Community Environmental Council alternative energy guru Tam Hunt blasted the recent decision by Environmental Protection Agency administrator Stephen Johnson to deny California’s request to impose even tougher fuel economy standards on cars and trucks as morally, politically, and practically insupportable. But legally, he said, there might be some basis for it, however contrived and tenuous.
Johnson denied the request earlier this week, arguing that there was no need because revisions to the Clean Air Act, just signed by President George Bush, increased the mileage requirement on new cars for the first time since 1975. Under the new law, all automobiles on American roads must achieve an average mileage of 35 miles per gallon by 2020. Under the state standards-adopted by the state legislature-all cars must get 36 miles an hour or more by 2016. And under the state approach, no averaging will be allowed; all cars must meet the standard.

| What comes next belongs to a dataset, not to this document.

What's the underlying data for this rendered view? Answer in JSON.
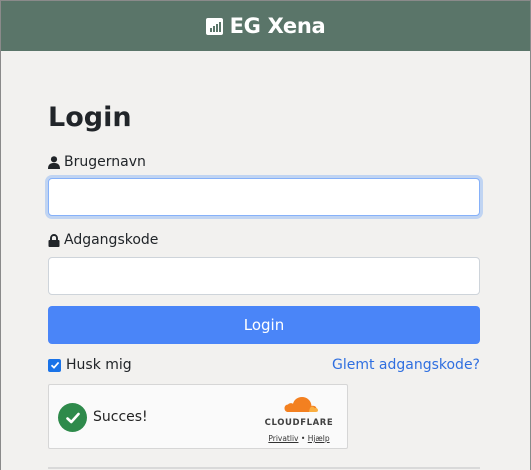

Hunt said the EPA’s action was “ridiculous but predictable,” and estimated it will take at least two years before the matter can be heard and resolved by the U.S. Supreme Court. First it must get to the U.S., Court of Appeals in Washington D.C., which Hunt said a history of siding with government agencies. California Governor Arnold Schwarzenegger has vowed to appeal the matter as have the governors of several other states.
The EPA’s Johnson said that it was important that the nation had one clear fuel economy standard for the automakers to achieve and warned against the confusion created by a “patchwork quilt” of requirements that vary from state to state. “That’s ridiculous,” Hunt said. “There is no patchwork quilt. There’s the national standard and then there’s California’s standard. That’s it. That’s hardly a patchwork quilt.” He noted that other states seeking more stringent fuel economy standards have adopted California’s.
While many environmental leaders throughout the nation have hailed the new federal fuel standards as a positive step forward, Hunt cautioned that it contains worrisome loopholes which he said might actually yield fewer miles per gallon. For example, the new federal bill gives special credits to cars designed to accommodate ethanol. But under California’s anti-greenhouse gas bill passed last year-AB 32-ethanol would be allowed only if the manner in which it was produced and shipped created a smaller carbon footprint. If the ethanol were produced from corn crops shipped from the midwest and grown with the aid of petrochemical fertilizers, the carbon footprint would be too big to meet California standards. But under the federal rules, there’s no mechanism to account for how many gallons of fuel are required to produce the ethanol in the first place. The second loophole, Hunt said, involves language in the federal bill requiring the fuel efficiencies to be averaged. Such an approach, Hunt warned, will be confusing in the extreme and ripe for abuse.
Hunt is leading the charge at the Community Environmental Council to devise ways for the South Coast to wean itself from fossil fuels to the maximum extent feasible.